Inzwischen haben die japanischen Hersteller schon ihre dritte Generation auf den Markt gebracht, Fujitsu von der VP-Serie über die VP-EX jetzt die VP2000 (im Siemens Sprachgebrauch S-Serie), NEC von der SX-1 über SX-2 zur SX-3 mit 22 Gflops Spitzenleistung bei einem Vierprozessor-System un 2 GB Hauptspeicher. Dabei wurden Leistung und Hauptspeicher erheblich vergrößert. Beispielsweise beim VP200 von Fujitsu wuchs die Leistung von 530 Mflops über 850 Mflops beim VP200-EX auf 2 Gflops beim Einprozessor-S400 - oder 4 Gflops beim Doppelprozessorsystem - von 1984 bis 1991. Das S600-Doppelprozessor-System soll dann 10 Gflops schaffen. Entsprechend verhält es sich bei der Hauptspeichergröße, die von 256 MB bis hin zu 2 GB reicht.
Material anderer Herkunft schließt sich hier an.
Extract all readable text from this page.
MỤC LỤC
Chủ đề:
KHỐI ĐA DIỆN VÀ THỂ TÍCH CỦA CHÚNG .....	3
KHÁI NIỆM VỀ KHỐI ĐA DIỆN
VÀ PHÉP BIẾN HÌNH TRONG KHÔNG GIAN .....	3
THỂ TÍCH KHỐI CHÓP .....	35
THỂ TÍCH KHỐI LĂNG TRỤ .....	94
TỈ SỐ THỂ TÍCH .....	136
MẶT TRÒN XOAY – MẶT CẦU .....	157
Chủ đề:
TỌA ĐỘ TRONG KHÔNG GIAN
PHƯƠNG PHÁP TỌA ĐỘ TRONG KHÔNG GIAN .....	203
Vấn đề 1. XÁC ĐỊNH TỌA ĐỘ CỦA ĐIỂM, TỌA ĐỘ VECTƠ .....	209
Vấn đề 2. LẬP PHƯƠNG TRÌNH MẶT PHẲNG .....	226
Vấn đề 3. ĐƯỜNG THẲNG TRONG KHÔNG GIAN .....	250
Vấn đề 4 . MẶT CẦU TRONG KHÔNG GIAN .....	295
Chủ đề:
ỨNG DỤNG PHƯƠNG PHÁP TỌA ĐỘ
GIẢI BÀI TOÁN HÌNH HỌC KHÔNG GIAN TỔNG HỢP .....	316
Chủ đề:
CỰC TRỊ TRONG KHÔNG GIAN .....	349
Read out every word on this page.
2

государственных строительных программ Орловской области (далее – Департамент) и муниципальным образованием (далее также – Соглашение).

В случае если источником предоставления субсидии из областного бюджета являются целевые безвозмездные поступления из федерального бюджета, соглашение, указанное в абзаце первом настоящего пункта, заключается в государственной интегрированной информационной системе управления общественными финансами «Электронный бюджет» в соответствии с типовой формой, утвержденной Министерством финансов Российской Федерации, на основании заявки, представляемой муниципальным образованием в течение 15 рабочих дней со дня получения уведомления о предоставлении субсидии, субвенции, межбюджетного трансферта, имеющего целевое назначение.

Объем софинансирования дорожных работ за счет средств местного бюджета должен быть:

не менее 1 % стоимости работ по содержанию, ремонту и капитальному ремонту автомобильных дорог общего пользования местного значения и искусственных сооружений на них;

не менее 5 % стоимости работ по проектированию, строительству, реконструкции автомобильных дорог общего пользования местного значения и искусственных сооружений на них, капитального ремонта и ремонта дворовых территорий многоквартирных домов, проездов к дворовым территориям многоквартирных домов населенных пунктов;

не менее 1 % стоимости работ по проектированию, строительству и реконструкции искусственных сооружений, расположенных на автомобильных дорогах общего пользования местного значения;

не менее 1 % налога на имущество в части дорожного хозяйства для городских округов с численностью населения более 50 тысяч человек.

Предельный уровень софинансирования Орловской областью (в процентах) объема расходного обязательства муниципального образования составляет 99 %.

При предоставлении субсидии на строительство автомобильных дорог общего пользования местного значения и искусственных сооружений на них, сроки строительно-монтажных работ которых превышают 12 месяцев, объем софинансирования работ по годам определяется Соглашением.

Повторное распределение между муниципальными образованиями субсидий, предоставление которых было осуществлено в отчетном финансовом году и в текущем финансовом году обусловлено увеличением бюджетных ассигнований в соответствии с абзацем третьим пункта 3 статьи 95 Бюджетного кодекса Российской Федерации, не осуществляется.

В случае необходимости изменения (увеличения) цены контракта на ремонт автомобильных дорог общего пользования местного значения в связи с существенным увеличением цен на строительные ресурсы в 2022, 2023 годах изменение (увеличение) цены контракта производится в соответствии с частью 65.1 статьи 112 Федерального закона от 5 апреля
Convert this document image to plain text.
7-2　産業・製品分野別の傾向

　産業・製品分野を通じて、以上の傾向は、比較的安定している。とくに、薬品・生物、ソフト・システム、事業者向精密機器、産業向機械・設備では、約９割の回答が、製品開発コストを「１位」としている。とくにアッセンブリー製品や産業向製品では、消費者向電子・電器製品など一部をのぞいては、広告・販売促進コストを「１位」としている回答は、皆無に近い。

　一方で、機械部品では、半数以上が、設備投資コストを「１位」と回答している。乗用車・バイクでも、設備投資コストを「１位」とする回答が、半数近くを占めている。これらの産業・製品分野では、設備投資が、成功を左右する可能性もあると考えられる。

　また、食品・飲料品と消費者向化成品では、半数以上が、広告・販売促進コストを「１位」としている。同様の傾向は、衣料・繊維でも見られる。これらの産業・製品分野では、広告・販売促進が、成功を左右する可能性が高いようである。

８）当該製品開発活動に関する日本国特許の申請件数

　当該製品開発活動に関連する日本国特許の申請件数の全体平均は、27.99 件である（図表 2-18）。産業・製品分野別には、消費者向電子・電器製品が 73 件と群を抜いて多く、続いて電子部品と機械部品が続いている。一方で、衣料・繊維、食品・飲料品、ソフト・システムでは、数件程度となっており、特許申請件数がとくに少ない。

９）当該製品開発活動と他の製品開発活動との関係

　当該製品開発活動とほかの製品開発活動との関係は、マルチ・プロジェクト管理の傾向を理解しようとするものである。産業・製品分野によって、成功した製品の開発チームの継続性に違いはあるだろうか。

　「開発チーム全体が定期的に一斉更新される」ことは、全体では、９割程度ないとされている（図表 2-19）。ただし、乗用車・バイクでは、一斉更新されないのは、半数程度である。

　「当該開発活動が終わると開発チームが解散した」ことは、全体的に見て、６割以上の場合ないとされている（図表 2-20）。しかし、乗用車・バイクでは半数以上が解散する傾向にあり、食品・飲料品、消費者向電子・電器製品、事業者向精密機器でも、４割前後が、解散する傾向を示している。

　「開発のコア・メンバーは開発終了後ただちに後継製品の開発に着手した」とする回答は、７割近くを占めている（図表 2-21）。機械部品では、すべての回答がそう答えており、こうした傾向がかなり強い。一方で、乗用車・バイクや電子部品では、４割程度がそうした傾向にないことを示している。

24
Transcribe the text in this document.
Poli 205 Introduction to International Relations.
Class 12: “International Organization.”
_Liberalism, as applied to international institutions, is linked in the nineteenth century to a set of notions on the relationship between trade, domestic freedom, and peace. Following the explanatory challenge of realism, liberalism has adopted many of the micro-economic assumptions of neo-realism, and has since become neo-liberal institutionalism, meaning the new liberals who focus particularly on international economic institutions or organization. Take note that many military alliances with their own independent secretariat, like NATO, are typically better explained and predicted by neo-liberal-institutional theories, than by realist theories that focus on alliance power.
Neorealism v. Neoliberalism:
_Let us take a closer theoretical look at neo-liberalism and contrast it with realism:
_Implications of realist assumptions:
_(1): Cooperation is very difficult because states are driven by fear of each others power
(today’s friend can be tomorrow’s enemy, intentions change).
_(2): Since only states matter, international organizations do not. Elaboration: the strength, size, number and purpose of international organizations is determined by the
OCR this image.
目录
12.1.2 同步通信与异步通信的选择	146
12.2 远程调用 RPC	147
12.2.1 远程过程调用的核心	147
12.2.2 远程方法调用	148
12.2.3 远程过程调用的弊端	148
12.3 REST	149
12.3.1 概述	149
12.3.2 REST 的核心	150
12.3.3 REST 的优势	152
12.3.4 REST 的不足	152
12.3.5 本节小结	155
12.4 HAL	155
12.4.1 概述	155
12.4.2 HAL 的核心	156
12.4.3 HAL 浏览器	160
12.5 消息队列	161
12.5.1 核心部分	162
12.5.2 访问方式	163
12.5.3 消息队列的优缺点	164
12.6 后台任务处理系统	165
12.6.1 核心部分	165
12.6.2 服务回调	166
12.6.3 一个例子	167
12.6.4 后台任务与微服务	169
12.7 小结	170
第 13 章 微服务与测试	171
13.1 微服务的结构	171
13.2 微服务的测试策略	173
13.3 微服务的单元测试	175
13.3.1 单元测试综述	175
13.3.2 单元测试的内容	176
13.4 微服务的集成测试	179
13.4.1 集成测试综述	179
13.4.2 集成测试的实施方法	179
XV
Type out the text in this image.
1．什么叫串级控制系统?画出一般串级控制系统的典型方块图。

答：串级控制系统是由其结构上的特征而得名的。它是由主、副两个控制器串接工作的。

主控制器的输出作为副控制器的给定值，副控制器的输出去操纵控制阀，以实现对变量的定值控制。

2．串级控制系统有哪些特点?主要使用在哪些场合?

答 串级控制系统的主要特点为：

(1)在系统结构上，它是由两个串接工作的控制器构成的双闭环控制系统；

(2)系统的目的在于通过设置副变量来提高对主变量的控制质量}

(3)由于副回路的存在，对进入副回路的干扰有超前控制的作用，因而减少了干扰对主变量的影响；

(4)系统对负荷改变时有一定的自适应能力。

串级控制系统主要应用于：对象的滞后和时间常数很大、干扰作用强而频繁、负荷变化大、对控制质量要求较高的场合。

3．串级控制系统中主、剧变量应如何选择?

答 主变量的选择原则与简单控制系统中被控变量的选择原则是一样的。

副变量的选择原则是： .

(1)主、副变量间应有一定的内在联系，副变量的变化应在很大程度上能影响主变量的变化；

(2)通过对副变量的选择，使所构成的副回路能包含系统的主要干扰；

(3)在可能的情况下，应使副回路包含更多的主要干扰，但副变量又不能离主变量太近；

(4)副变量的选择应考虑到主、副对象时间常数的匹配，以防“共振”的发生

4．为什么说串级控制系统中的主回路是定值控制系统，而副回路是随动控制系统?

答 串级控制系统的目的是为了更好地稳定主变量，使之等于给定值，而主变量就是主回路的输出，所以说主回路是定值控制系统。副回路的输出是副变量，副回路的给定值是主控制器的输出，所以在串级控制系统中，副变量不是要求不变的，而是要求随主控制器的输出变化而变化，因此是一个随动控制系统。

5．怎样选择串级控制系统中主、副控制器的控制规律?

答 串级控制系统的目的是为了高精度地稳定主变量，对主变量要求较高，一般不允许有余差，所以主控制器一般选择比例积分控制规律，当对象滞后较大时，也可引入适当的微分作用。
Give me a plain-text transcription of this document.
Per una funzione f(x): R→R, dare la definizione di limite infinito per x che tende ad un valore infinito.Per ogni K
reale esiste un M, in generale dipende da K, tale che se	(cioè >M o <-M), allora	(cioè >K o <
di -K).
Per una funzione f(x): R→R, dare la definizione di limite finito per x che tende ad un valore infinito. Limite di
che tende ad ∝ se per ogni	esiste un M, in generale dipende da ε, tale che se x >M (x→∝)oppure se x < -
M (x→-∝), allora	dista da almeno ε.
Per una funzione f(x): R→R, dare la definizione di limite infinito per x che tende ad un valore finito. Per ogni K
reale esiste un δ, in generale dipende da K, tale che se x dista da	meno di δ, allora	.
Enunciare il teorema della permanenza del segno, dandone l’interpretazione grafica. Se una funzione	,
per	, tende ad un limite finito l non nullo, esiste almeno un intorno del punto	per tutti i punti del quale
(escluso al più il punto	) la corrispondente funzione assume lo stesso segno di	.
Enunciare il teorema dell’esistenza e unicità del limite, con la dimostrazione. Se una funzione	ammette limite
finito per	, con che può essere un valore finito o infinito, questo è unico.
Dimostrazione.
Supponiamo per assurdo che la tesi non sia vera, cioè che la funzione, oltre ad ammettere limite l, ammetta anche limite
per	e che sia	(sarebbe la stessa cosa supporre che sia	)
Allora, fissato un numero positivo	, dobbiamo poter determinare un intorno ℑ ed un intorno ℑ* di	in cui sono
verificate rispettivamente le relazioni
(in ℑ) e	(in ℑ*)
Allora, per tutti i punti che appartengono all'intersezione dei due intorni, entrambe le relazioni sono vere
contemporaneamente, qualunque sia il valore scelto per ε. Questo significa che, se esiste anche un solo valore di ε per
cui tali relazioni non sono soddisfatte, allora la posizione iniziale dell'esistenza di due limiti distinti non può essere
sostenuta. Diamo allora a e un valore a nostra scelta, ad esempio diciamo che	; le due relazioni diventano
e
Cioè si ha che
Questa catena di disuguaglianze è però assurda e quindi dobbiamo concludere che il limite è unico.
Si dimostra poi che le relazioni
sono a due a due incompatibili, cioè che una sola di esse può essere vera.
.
Bei Cray war die Entwicklung nicht so stürmisch, von 160 Mflops bei der Cray 1 entwickelte sich die Leistung über 220 Mflops bei der X-MP-Serie hin zu 330 Mflops bei den Y-MP-Rechnern. Die C 90 als Nachfolgesystem der Y-MP wird in Kürze erwartet und dürfte 1 Gflop Leistung pro Prozessor erreichen.

Nachdem nun Cray einen Vorsprung in der moderaten Parallelverarbeitung (vier-, acht-, demnächst 16-Prozessorsysteme) herausgeholt hatte, und zwar hardware- und softwaremäßig (Multi-, Mikro, Autotasking), bieten auch die japanischen Hersteller wie NEC (vier Prozessoren) und Fujitsu (zwei Vektor- mit vier Skalarprozessoren) Parallelrechner an. Über die liegen aber noch keine Erfahrungen bezüglich Parallelverarbeitungsmöglichkeiten vor.

Die Japaner hatten von Anfang an auf mehrere arithmetische oder multifunktionale Pipelines gesetzt und damit bei komplizierten Operationen in Schleifen bei großen Vektorlängen sehr hohe Rechenleistungen erzielt - ein Konzept, dem mittlerweile auch Cray folgen will. Interessant ist auch der Aspekt, daß sowohl Cray als auch die japanischen Rechnerhersteller auf massive Parallelität vertrauen. So können wir wohl in absehbarer Zeit Vielprozessor-Systeme von allen Anbietern erwarten. Überraschend ist es hier, daß noch keine japanischen Minisupercomputer angeboten oder zumindest angekündigt werden, nachdem Cray sich auch diesen Markt erschließen will.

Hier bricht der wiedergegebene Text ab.